M. Kidd : Permettez-moi d'être clair : la société Ripple pourrait disparaître demain, mais cela n'aurait aucune incidence sur le protocole Ripple, qui est comparable au protocole TCP/IP pour Internet ou SMS pour la messagerie texte. Aucune entreprise de téléphonie ne rend possible à elle seule l'interconnexion des entreprises de téléphonie pour l'envoi de messages textes. Il s'agit simplement d'un ensemble de protocoles techniques, comme le protocole SMTP utilisé pour les courriels. La survie et l'essor du protocole Ripple ne dépendent pas de la survie de notre entreprise. Il est déjà en place.

Le sénateur Massicotte : Dans le même ordre d'idées, la technologie en soi est plutôt remarquable, mais comme nous le savons tous, beaucoup de choses n'arrivent pas à maturité. Quelles sont les menaces potentielles qui pourraient freiner l'évolution de cette technologie et l'empêcher de devenir un moyen beaucoup plus efficace de faire des transactions à l'échelle mondiale?

M. Kidd : La réglementation est le principal obstacle. Au terme de discussions, les entreprises et les gouvernements pourraient conclure qu'ils ne sont pas à l'aise à l'idée de l'utiliser. Même si la technologie fonctionne, rendre son utilisation illégale ou créer un certain flou ou une incertitude à cet égard pourrait entraîner une hésitation à utiliser des applications fondées sur cette technologie.

Le sénateur Massicotte : La réunion du comité porte principalement sur la question de savoir si nous devrions recommander la réglementation de la crypto-monnaie. Selon votre point de vue, que devrions-nous faire pour éviter que ce que vous venez de dire se produise? Devrions-nous adopter une nouvelle réglementation?

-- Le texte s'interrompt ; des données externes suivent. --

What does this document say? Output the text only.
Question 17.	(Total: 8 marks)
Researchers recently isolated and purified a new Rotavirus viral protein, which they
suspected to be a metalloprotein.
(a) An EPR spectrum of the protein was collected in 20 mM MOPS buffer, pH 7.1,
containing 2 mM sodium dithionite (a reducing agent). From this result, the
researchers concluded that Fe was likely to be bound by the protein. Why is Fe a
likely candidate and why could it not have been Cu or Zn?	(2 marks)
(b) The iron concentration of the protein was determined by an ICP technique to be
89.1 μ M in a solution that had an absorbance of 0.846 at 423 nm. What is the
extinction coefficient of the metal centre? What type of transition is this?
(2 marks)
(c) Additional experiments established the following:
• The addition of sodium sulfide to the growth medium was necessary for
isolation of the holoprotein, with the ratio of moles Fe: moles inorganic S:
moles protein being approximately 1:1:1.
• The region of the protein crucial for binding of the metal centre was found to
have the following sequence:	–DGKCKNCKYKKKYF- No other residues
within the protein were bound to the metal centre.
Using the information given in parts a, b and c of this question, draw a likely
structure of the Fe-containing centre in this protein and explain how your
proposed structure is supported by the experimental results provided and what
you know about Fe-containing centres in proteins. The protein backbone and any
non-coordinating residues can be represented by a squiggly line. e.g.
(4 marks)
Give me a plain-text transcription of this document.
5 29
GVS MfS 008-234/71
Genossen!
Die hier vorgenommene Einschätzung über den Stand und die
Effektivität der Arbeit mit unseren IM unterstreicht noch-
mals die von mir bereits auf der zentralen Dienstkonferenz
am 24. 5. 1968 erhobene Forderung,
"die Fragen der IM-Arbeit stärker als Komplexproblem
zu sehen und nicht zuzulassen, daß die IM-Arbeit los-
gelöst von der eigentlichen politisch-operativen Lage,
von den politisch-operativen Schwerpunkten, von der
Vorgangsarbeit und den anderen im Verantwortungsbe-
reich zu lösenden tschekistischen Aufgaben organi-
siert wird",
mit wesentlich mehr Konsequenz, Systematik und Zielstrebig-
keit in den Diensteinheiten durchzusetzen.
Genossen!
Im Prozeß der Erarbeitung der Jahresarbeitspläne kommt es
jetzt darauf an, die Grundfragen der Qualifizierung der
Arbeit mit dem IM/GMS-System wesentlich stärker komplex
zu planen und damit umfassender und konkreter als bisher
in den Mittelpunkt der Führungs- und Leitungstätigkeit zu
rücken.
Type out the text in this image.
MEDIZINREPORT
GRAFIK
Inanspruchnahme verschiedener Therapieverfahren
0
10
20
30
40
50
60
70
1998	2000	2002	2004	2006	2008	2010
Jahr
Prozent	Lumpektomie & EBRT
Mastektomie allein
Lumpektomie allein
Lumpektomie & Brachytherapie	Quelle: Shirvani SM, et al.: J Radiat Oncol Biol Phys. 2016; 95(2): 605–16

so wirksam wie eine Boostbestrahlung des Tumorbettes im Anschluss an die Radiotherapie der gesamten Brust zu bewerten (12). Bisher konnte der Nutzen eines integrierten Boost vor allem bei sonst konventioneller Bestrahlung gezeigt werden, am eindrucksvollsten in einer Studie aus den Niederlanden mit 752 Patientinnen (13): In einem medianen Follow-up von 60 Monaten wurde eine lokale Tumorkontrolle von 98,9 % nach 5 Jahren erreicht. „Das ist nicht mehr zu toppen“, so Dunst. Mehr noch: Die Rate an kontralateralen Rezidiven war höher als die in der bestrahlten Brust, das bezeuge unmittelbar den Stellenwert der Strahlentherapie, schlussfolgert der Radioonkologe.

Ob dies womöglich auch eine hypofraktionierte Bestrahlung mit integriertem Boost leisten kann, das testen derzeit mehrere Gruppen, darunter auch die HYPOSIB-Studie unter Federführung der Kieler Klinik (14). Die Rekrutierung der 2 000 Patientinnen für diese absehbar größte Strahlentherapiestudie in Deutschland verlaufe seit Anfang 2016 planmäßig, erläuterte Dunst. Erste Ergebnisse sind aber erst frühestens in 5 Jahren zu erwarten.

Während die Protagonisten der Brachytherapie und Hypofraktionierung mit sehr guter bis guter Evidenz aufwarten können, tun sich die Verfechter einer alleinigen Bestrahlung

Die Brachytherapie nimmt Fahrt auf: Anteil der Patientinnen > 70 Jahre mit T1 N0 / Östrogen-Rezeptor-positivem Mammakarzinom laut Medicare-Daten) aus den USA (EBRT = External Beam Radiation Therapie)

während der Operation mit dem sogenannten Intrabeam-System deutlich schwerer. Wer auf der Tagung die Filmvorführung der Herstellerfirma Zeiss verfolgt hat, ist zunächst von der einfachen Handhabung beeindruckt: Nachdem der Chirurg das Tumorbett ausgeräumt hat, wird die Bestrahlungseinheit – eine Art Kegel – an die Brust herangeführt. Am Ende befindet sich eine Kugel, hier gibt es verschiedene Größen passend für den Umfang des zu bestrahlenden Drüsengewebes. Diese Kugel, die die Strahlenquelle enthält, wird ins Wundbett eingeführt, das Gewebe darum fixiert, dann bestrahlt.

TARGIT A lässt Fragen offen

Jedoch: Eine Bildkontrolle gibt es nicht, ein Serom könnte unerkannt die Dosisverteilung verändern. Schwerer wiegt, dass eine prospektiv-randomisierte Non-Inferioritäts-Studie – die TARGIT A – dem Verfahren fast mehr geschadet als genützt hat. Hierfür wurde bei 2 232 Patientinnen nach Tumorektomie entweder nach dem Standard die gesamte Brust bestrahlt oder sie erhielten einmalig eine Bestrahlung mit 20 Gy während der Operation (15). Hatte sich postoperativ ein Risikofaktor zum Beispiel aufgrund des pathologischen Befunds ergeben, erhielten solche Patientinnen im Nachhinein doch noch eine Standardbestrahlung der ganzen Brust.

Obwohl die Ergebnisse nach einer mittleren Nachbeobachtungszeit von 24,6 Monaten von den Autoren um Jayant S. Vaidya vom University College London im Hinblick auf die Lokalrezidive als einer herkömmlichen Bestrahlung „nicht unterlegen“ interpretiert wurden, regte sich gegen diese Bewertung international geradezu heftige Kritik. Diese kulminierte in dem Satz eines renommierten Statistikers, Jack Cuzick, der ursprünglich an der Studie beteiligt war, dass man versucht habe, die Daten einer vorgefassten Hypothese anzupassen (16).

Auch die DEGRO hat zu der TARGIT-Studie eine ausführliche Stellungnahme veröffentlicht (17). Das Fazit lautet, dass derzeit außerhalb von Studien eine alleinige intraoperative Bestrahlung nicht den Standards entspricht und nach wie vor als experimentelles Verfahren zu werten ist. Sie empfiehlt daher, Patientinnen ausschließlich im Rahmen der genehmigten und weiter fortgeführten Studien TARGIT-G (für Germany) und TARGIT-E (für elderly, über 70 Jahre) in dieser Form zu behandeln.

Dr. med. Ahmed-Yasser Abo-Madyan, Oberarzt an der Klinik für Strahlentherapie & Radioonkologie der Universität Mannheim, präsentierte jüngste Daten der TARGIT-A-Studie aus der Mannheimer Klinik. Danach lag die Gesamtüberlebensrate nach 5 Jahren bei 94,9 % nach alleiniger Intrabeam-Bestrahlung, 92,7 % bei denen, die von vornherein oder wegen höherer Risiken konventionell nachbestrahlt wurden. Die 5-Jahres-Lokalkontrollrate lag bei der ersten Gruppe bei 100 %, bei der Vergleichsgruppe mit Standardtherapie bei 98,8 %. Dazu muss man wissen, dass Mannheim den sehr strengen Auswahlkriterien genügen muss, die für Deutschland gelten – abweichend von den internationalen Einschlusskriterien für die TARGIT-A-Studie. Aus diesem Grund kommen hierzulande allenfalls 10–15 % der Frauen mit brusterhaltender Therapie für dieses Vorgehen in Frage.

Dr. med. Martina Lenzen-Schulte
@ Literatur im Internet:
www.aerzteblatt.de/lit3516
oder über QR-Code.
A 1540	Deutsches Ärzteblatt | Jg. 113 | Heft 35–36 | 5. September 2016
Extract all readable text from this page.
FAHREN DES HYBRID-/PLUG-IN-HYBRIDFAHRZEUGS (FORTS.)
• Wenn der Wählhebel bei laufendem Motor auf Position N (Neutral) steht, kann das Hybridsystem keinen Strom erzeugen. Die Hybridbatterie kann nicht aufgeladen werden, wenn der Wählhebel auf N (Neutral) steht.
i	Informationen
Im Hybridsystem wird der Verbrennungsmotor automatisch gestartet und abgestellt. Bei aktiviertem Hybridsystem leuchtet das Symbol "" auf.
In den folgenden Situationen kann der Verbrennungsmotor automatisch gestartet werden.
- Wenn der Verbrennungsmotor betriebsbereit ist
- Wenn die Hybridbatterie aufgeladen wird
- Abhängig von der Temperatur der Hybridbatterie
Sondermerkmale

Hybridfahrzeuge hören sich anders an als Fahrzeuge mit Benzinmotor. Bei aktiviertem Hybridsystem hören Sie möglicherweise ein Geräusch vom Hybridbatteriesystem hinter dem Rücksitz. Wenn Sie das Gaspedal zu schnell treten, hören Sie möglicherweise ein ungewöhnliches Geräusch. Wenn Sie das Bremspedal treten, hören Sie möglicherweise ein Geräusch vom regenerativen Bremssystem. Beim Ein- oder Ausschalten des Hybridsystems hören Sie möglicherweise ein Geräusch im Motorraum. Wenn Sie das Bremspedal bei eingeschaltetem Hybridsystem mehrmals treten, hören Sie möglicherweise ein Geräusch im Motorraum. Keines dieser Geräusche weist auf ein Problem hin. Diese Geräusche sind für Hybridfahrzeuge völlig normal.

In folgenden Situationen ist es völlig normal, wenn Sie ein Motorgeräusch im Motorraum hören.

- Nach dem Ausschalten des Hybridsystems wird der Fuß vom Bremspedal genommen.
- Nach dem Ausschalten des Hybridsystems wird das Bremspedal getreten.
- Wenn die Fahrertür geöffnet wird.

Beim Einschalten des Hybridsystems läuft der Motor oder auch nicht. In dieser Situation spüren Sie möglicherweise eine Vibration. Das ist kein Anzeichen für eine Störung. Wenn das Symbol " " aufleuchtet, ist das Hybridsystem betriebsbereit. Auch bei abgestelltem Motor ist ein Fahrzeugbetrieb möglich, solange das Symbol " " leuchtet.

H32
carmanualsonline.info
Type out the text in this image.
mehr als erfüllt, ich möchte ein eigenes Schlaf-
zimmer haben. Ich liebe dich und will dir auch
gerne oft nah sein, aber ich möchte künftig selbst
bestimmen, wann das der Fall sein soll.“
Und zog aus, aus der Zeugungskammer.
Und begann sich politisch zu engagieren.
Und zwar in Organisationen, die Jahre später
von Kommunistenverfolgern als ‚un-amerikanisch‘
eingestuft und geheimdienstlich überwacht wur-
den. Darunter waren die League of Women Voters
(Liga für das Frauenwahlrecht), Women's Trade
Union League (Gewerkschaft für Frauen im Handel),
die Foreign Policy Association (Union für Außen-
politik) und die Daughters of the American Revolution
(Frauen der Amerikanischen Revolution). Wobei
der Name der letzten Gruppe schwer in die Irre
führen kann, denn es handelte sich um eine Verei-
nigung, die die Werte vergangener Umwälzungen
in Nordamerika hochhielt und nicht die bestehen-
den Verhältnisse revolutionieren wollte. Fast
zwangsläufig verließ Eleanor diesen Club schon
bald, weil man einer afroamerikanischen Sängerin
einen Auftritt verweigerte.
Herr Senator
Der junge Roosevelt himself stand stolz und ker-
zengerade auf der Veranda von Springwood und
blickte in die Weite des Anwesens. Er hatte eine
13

M. Kidd : On ne parle pas nécessairement d'une nouvelle réglementation, mais la réglementation doit prendre en compte qu'il pourrait y avoir un nouveau mécanisme de transfert de fonds, soit un registre commun au lieu de registres d'État centralisés. Donc, il faut prévoir qu'il existe, sur le plan technologique, de nouveaux mécanismes pour les transferts de fonds, tant dans le marché national que sur le marché international. Il faut aussi considérer qu'il ne faut pas s'en remettre seulement à un registre central régi par une entité unique, mais qu'il pourrait y avoir une solution décentralisée pour les transferts de fonds, comme c'est le cas pour l'envoi de courriels, de photos et de musique sur Internet.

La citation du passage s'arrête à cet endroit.